More gadgets, gizmos, bells, and whistles than your average electronics megastore.
Backseaters get a pair of video screens.
Continuing to call it iDrive is almost an insult to its vastly improved control strategy...
Car and Driver
Available rear seat heating and even a massage feature should satisfy the most demanding of passengers.
You might almost be overwhelmed by the heady dose of electronics in every 2011 BMW 7-Series, but you'll also be coddled to the nth degree with appropriate and over-the-top luxury features in all versions, not just in the almost $150,000 760Li.
The feature that does the most, and takes the most heat, is iDrive. The wheel-driven infotainment controller has been massaged, reprogrammed and flanked by reinstated buttons over the years, and finally it seems to wade into the car's climate, audio, phone and telematics services with something approaching ease of use. We're still sold far more easily on the admittedly complex voice functions of something like Ford's MyTouch system, but iDrive's roller controller is no longer the sign of imminent doom it was in its first iteration, back in the early 2000s. You now can change AM radio stations hertz by hertz, for example. As it's improved, iDrive's also been augmented with new bookmark buttons and direct-function buttons that let you drill more rapidly in through its deep database. In the process, it's dialed back more physical controls into the cabin--while the original goal was to replace all of them with a single wheel.

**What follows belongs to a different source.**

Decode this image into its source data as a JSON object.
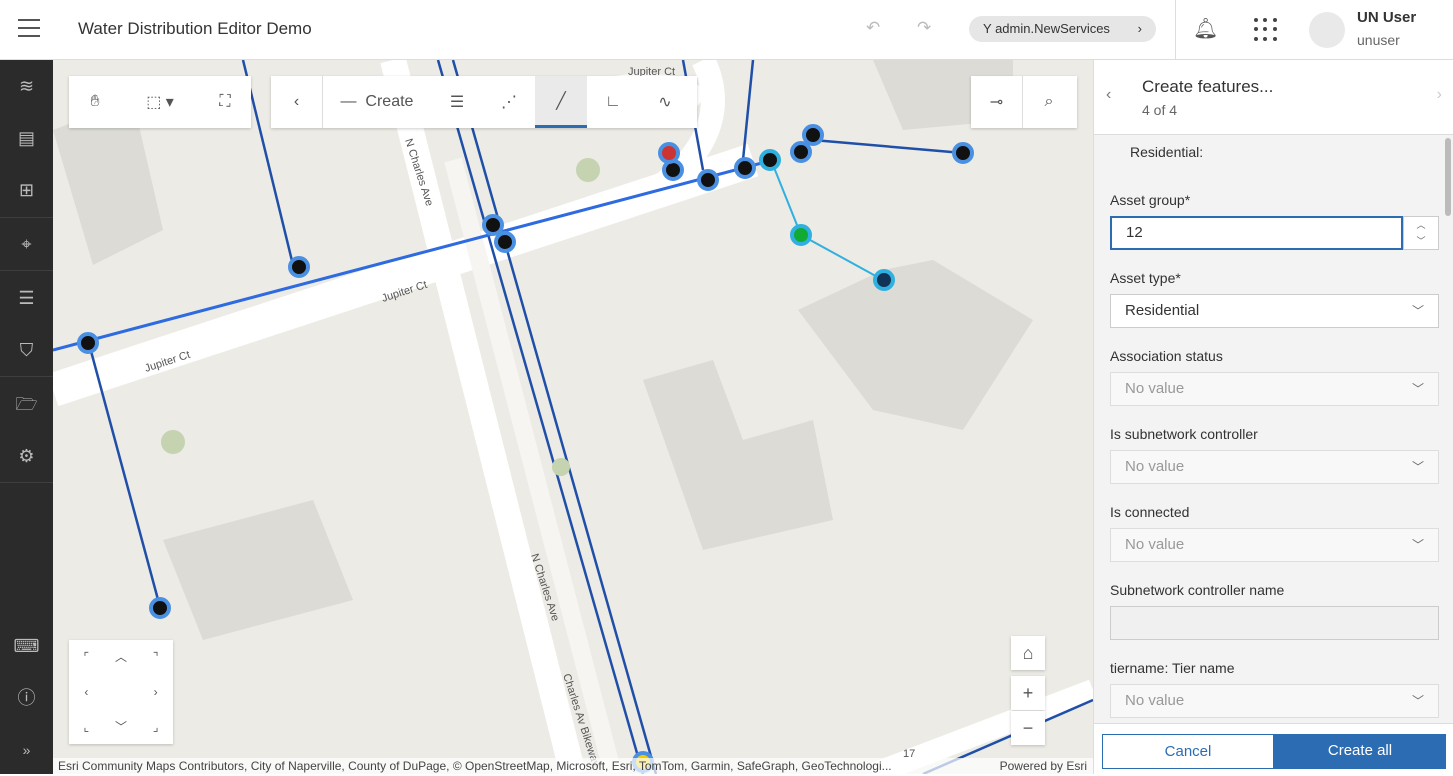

Other features are more intuitive, and downright lush. Chief among them is BMW's voice-activated navigation system, which outputs its data on a wide, gorgeous 10.2-inch high-resolution display, and stores its maps on an 80GB hard drive. If you're tired of wading through iDrive, you can always Google a destination and send it to your car's GPS live from the Web.

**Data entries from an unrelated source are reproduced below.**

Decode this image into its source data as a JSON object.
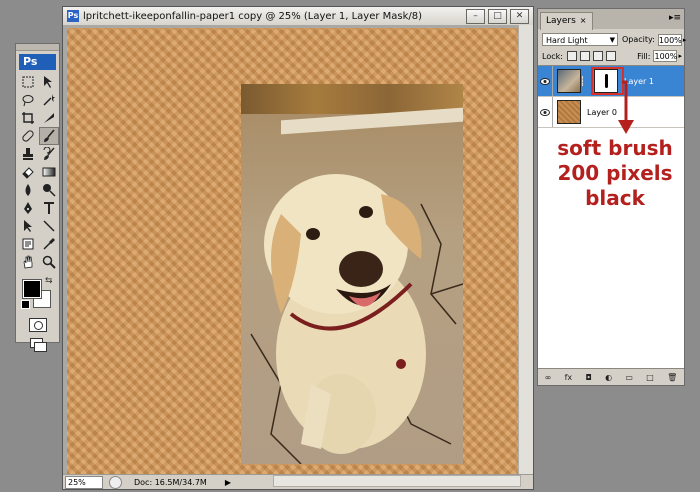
{
  "tools": {
    "logo": "Ps",
    "items": [
      "marquee",
      "move",
      "lasso",
      "magic-wand",
      "crop",
      "slice",
      "healing",
      "brush",
      "clone-stamp",
      "history-brush",
      "eraser",
      "gradient",
      "blur",
      "dodge",
      "pen",
      "type",
      "path-select",
      "line",
      "notes",
      "eyedropper",
      "hand",
      "zoom"
    ],
    "selected": "brush",
    "foreground": "#000000",
    "background": "#ffffff"
  },
  "document": {
    "title": "lpritchett-ikeeponfallin-paper1 copy @ 25% (Layer 1, Layer Mask/8)",
    "status": {
      "zoom": "25%",
      "doc_info": "Doc: 16.5M/34.7M"
    }
  },
  "layers_panel": {
    "tab_label": "Layers",
    "blend_mode": "Hard Light",
    "opacity_label": "Opacity:",
    "opacity_value": "100%",
    "lock_label": "Lock:",
    "fill_label": "Fill:",
    "fill_value": "100%",
    "layers": [
      {
        "name": "Layer 1",
        "active": true
      },
      {
        "name": "Layer 0",
        "active": false
      }
    ]
  },
  "annotation": {
    "lines": [
      "soft brush",
      "200 pixels",
      "black"
    ],
    "color": "#b4201e"
  },
  "colors": {
    "selection": "#3a84d4",
    "canvas_paper": "#d19a5f"
  }
}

We're always happy to listen to BMW's audio systems, which now have the firepower to match the best luxury vehicles on the planet. The head unit in the 7-Series will play DVD-etched music files, and also has built-in HD and satellite radio hardware. An iPod/iPhone media kit allows the car's controls to take over the functions of the Apple device. A rear-seat entertainment system is optional on V-8 cars, and standard on the most expensive 7ers.
The uppermost model, the 760Li, makes almost all of these features standard. Options remain, including night vision, massaging rear seats, adaptive cruise control, and a choice of wood trim.
A simplified iDrive controller and some of the finest high-tech features available fill the 2011 BMW 7-Series with swagger.